Stare At is the second studio album released by singer Ken Hirai under the label Sony Records. Now released by DefStar Records (Sony Music Group).  It was released on December 1, 1996.

Overview
The album includes the singles, Yokogao, Doshaburi, and  Stay with Me. Hirai wrote and composed most of the songs himself. He revealed that after the album was complete, it would be released late in the end of the year.

Track list
Kanashii no wa Kimi dake ja nai (4:55)
Written and composed by Ken Hirai. Arranged by Joe Rinoie and Masaki Suzukawa.
Stage (4:42)
Written and composed by Ken Hirai.

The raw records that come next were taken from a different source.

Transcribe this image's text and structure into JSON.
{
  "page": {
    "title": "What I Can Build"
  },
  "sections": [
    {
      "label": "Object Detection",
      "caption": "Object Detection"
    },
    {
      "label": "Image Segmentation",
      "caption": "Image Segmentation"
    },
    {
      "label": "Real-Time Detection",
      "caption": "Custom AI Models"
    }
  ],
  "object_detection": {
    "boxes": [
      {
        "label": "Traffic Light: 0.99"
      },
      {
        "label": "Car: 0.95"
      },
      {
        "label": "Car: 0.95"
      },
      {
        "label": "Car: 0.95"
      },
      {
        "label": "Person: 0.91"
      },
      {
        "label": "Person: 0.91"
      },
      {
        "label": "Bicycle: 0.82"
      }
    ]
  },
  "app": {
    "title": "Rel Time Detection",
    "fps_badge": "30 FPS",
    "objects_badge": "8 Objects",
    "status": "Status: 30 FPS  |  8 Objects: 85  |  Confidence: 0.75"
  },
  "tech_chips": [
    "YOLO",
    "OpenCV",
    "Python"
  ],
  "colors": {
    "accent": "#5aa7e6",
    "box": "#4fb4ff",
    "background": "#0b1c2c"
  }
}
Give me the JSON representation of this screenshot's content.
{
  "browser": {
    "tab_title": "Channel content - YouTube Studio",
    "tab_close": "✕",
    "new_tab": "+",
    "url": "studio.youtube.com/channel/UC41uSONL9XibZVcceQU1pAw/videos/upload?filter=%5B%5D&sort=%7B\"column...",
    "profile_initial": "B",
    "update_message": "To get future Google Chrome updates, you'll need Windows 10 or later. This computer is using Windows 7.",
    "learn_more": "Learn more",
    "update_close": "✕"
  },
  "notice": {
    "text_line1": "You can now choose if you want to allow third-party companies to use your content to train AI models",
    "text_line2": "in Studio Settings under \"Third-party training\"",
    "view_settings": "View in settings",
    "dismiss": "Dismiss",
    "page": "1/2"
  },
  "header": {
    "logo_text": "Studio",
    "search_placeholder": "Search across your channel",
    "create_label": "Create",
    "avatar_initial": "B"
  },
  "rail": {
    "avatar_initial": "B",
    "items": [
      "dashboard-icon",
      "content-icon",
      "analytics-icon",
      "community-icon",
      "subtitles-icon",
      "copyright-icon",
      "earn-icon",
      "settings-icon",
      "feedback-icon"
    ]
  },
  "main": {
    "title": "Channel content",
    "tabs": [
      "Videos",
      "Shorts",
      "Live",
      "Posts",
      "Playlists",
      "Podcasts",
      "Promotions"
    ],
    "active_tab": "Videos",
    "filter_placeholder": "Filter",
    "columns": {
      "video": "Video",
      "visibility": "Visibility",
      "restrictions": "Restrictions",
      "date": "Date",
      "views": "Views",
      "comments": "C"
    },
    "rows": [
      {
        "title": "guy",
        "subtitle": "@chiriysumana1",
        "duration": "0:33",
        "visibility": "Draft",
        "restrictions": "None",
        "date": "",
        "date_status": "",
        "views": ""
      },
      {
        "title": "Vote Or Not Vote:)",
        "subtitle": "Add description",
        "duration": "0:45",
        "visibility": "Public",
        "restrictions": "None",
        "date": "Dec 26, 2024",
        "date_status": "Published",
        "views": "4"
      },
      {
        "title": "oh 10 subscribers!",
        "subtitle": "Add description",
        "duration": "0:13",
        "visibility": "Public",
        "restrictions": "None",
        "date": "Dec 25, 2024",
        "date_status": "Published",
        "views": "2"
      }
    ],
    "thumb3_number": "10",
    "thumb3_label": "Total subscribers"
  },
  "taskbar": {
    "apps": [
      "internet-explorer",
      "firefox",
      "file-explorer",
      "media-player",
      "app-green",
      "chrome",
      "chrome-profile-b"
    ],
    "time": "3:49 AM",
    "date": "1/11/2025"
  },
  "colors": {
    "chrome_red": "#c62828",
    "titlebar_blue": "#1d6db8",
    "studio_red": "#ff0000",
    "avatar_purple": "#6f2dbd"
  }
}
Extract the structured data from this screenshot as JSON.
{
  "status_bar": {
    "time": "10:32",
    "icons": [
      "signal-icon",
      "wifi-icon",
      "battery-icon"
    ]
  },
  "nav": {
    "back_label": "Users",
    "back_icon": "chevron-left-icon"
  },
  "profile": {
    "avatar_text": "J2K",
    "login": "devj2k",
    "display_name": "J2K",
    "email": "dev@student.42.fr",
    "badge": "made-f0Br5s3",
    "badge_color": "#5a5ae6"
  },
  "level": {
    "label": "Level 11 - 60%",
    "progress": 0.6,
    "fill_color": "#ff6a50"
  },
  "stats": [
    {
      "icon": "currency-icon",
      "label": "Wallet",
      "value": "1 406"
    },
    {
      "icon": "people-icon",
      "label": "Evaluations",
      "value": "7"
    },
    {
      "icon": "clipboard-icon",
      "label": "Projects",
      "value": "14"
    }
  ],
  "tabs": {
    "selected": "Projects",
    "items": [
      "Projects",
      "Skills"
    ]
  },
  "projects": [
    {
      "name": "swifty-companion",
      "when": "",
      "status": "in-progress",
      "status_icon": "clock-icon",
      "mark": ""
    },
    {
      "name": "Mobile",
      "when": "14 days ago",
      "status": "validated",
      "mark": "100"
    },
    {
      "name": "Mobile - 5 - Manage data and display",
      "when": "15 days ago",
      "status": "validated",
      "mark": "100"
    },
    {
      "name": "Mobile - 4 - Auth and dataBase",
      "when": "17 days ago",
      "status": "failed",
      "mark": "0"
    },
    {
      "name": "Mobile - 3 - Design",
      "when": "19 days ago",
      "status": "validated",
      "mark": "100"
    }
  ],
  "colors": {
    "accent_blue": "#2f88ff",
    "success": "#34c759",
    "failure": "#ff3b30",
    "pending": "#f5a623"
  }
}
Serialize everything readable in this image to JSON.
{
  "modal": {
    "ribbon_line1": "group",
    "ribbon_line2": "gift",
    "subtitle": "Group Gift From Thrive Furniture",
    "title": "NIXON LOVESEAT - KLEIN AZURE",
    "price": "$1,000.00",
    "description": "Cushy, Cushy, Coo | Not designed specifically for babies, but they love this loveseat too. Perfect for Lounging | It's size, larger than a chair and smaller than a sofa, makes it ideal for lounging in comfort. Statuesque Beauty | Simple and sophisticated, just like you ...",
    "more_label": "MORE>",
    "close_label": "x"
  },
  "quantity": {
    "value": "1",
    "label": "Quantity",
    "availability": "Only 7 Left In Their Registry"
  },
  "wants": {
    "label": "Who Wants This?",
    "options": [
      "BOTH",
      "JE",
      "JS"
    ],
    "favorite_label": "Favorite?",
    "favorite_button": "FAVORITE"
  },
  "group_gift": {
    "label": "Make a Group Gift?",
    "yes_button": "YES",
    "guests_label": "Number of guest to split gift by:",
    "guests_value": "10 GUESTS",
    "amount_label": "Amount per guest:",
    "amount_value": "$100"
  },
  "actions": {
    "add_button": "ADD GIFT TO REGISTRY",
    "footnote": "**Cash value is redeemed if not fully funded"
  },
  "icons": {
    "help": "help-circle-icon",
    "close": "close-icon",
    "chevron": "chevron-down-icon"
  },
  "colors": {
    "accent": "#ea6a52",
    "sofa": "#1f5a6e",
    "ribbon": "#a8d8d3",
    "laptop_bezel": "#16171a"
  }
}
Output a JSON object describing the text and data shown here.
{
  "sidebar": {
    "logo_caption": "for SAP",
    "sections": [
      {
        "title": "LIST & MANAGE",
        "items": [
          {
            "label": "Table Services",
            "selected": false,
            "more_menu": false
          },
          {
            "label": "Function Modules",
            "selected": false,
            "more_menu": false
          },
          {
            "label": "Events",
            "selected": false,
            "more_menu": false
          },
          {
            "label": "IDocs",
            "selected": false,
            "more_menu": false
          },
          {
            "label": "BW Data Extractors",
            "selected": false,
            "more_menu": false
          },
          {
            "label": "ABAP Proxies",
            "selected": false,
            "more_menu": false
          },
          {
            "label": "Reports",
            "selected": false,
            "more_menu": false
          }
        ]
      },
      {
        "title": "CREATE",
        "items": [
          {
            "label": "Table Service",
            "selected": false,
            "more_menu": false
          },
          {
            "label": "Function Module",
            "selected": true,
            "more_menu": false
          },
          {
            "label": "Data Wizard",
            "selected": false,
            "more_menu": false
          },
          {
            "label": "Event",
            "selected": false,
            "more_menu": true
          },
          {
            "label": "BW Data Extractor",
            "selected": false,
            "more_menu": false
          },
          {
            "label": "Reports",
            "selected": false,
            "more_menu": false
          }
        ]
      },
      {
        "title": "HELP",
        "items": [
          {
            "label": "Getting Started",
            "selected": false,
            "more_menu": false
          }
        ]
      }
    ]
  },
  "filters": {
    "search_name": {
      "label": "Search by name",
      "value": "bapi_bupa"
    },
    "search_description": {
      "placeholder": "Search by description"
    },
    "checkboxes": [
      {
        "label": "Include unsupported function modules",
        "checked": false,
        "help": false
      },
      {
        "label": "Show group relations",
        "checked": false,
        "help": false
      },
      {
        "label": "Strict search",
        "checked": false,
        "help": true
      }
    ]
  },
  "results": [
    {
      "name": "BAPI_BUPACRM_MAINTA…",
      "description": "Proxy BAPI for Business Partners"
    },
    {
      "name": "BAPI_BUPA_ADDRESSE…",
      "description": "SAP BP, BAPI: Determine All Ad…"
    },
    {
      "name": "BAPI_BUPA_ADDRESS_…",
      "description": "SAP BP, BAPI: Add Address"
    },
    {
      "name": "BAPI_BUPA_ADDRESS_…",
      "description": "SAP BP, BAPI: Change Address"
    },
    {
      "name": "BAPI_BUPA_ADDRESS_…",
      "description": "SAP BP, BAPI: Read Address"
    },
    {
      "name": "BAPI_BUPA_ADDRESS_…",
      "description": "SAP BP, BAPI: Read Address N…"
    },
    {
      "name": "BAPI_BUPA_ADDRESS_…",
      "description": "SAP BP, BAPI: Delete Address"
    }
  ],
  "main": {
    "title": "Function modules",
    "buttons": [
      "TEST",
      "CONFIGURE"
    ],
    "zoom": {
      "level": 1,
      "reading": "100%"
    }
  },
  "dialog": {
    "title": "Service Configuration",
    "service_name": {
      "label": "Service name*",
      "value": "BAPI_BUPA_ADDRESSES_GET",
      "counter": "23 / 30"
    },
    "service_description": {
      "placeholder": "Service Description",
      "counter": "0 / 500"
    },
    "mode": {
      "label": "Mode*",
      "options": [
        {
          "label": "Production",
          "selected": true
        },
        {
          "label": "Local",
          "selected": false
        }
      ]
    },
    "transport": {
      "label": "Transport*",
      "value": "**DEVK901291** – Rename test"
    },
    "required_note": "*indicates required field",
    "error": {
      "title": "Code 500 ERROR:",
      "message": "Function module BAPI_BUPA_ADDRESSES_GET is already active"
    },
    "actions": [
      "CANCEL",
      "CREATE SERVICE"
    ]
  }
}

Arranged by Joe Rinoie and Masaki Suzukawa.
Stay with Me (4:58)
Written by Ken Hirai. Composed by Joe Rinoie. Arranged by Joe Rinoie and Masaki Suzukawa.
Naze Darou (4:59)
Written and composed by Ken Hirai. Arranged by Satoshi Takebe.
Aitaiyo (5:56)
Written and composed by Ken Hirai. Arranged by Satoshi Takebe.
Kimi ga Wakaranai (5:04)
Written by Ken Hirai. Composed by Ken Hirai and Shun Yamashita. Arranged by Joe Rinoie and Masaki Suzukawa.
Kusareen (5:15)
Written and composed by Ken Hirai. Arranged by Chokkoku.
Yokogao (5:49)
Written and composed by Ken Hirai. Arranged by Akihisa Matsuura.
Naite Waratte (4:57)
Written and composed by Ken Hirai. Arranged by Chokkoku.
Doshaburi(5:20)
Written and composed by Ken Hirai. Arranged by Akihisa Matsuura.
Yubi-kiri (7:36)
Written and composed by Ken Hirai. Arranged by Nobuo Kashima.
Kyatchi Bōru (3:14)
Written and composed by Ken Hirai. Arranged by Hideki Kajino.